2022年4月の東証市場区分再編以来、日本市場の状況は目まぐるしく変わっている。印象的な数字から、市場の今を見る。文=和田一樹(雑誌『経済界』2025年4月号巻頭特集「東証改革の勝者と敗者」より)
上場廃止は94社 2013年以降で最多
2024年に東京証券取引所で上場廃止した企業は94社だった。これは東証と大阪証券取引所が13年に経営統合して以降で最多だ。上場廃止の理由は各社それぞれだが、経営陣が自社株を買い取って非公開化し上場を廃止するMBOが急増している。
23年度のMBOによる株式取得額は前年度比で5倍の1兆4688億円と過去最高を記録していた。注目を集めた事例としては、7千億円規模となった大正製薬ホールディングスと2千億円規模となったベネッセHDだろう。

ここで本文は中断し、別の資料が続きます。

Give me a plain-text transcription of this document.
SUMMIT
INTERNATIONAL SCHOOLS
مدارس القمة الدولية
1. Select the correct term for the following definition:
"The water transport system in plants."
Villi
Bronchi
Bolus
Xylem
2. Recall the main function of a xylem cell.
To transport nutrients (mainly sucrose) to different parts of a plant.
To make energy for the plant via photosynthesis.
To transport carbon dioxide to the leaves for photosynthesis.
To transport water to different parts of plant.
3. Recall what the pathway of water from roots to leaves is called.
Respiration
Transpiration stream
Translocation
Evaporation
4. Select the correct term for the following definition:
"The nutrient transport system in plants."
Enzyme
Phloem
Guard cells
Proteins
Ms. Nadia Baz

MBOを巡っては、創業家や経営陣が、適正とされる価格以下で非上場化に踏み切り、少数株主が不利益を被る事例が問題視されていた。先の大正製薬のほか、シダックスやファミリーマート等のMBOにおいても、適正価格を下回るという申し立てがなされている。今年1月、東証はMBOする際に守るべきルールを厳しくすると表明。今後、企業側には買収を受け入れる妥当性や価格の根拠に関する説明を義務づける。MBOのハードルが上がった格好だ。
リーマンショック前年以来 17年ぶりの100件超え
活発なのはMBOだけではない。TOBも盛況で、24年は07年以来の100件超えとなった。ベネフィット・ワンの事例では、当初エムスリーが名乗りを上げたが、後から第一生命HDも参戦し、TOB合戦が勃発。結果的に第一生命HDが勝利している。
思い返せば日本で初めて敵対的TOBを行ったのは村上ファンドだった。TOBを仕掛けられた昭栄(現ヒューリック)の株価が上昇し村上ファンドは断念。日本初のTOBは失敗に終わった。その後も、00年代中頃にかけてライブドアや村上ファンドなどによる買収劇が繰り広げられ、その印象も相まってか日本でTOBは積極的に活用されてこなかった。流れを変えたのは、23年8月の経済産業省の指針。これにより、TOBの提案を受けた企業も真摯に提案を検討することが求められるようになり、「敵対的買収」は「同意なき買収」へと名前を変えた。
23年、ニデックはスタンダード上場企業TAKISAWAに同意なき買収を仕掛け、当初は拒否されたものの最終的に賛同を取り付けた。そして今、ニデックは牧野フライス製作所に対するTOBに動いている。しかも、今回は買収の事前申し入れすらしなかった。ニデックの動向に対する反響次第では、さらにTOBが活況になってもおかしくない。
日経225VS読売333 ベンチマーク争奪戦
これだけ動きがある状況だからこそ、日本経済の現在地を正確に把握する指標が欲しい。株価指数に関しても新たな動きが注目を集める。読売新聞グループが3月から、新たに創設した株価指数「読売株価指数」(愛称は読売333)の算出・公表を始めるのだ。
特徴は「等ウェート型」と呼ばれる算出方法だ。日系平均株価(日経225)は「株価平均型」と呼ばれる算出方法を用いており、1株当たりの株価が高い〝値がさ株〟の影響が大きくなる傾向がある。また、現在見直しが進むTOPIXは「時価総額加重型」と呼ばれる算出方法で、こちらは時価総額の大きい銘柄(大型株)の値動きに影響を受けやすい。 読売333が用いる等ウェート型は、指数を構成する銘柄をすべて同じ比率で組み入れることで構成銘柄の値動きを均等に捉えるため、大企業や特定企業の動向に左右されにくく、幅広い企業に目配りした指数になることが予想される。
指数については、日本取引所グループが算出するTOPIXよりも日経平均の方が、さまざまな場面でベンチマークになっている。読売333はどこまで定着するのか。